Sport Utility Vehicles, or “SUVs,” are popular modes of transportation that allow the driver to carry many passengers and haul items. Accidents most associated with SUVs are rollovers. The vehicle flips or rolls over onto its side or roof.
SUV rollover accidents are more severe than most other types of crashes. Indeed, rollover accidents account for about 35% of fatalities. 25% of these deaths are occupants of cars and minivans but jumps to 59% in Sport Utility Vehicles. Injuries and fatalities are more likely in SUV rollover accidents because they lead to partial or full ejection of passengers from the vehicle.
SUVs have a tendency to rollover due to their high center of gravity and ground clearance. Additional cargo and passengers will increase an SUV’s center of gravity, making it more likely to flip over.
Most rollover accidents occur when a driver loses control and slides sideways and then hits an obstacle like a guardrail, uneven pavement, or a curb. This causes the SUV to “trip” and roll over. Aggressive, fast turns can also cause rollover accidents.
SUVs have become safer to drive over the years. In 2001, the National Highway Safety Administration (NHTSA) started giving vehicles rollover resistance ratings. This caused manufacturers to design newer models with better safety features.
Since 2012, all cars have to include electronic stability control (ESC). The system helps to prevent loss of control when skidding. It uses sensors, engine control modules, brakes, and a microcomputer. The computer monitors the driver’s steering and the vehicle’s response. If the vehicle leaves the intended line of travel, the system will apply brake pressure and reduce speed to bring it back on track. Notably, the ESC reduces car accident fatalities by 49%. Above all, it reduces SUV rollover fatalities by 75%.

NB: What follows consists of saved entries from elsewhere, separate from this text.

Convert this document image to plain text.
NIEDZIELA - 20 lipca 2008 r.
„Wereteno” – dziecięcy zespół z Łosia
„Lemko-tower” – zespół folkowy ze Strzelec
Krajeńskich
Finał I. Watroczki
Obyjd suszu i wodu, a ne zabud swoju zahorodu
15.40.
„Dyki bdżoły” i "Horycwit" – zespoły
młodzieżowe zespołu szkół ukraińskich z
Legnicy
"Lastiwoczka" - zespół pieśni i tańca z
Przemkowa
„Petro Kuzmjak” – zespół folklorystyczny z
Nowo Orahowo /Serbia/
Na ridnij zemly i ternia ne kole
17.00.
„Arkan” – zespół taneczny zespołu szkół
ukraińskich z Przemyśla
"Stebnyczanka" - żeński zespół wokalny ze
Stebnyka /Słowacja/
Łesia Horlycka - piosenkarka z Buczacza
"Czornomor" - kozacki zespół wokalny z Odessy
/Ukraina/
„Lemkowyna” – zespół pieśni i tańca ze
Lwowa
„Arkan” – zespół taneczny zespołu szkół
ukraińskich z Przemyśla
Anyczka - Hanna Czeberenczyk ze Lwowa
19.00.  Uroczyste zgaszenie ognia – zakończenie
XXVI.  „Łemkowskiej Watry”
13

A study in 2008 found that stronger roofs greatly reduce injuries and fatalities in rollover accidents. The development of rollover sensor and side curtain shield airbag systems has helped to reduce the possibility of occupant ejection.
Safety belts remain one of the most effective ways to reduce injury and death in rollover accidents. Belts keep occupants from ejecting from the vehicle. In 2014, 66% of people who died did not wear a seatbelt.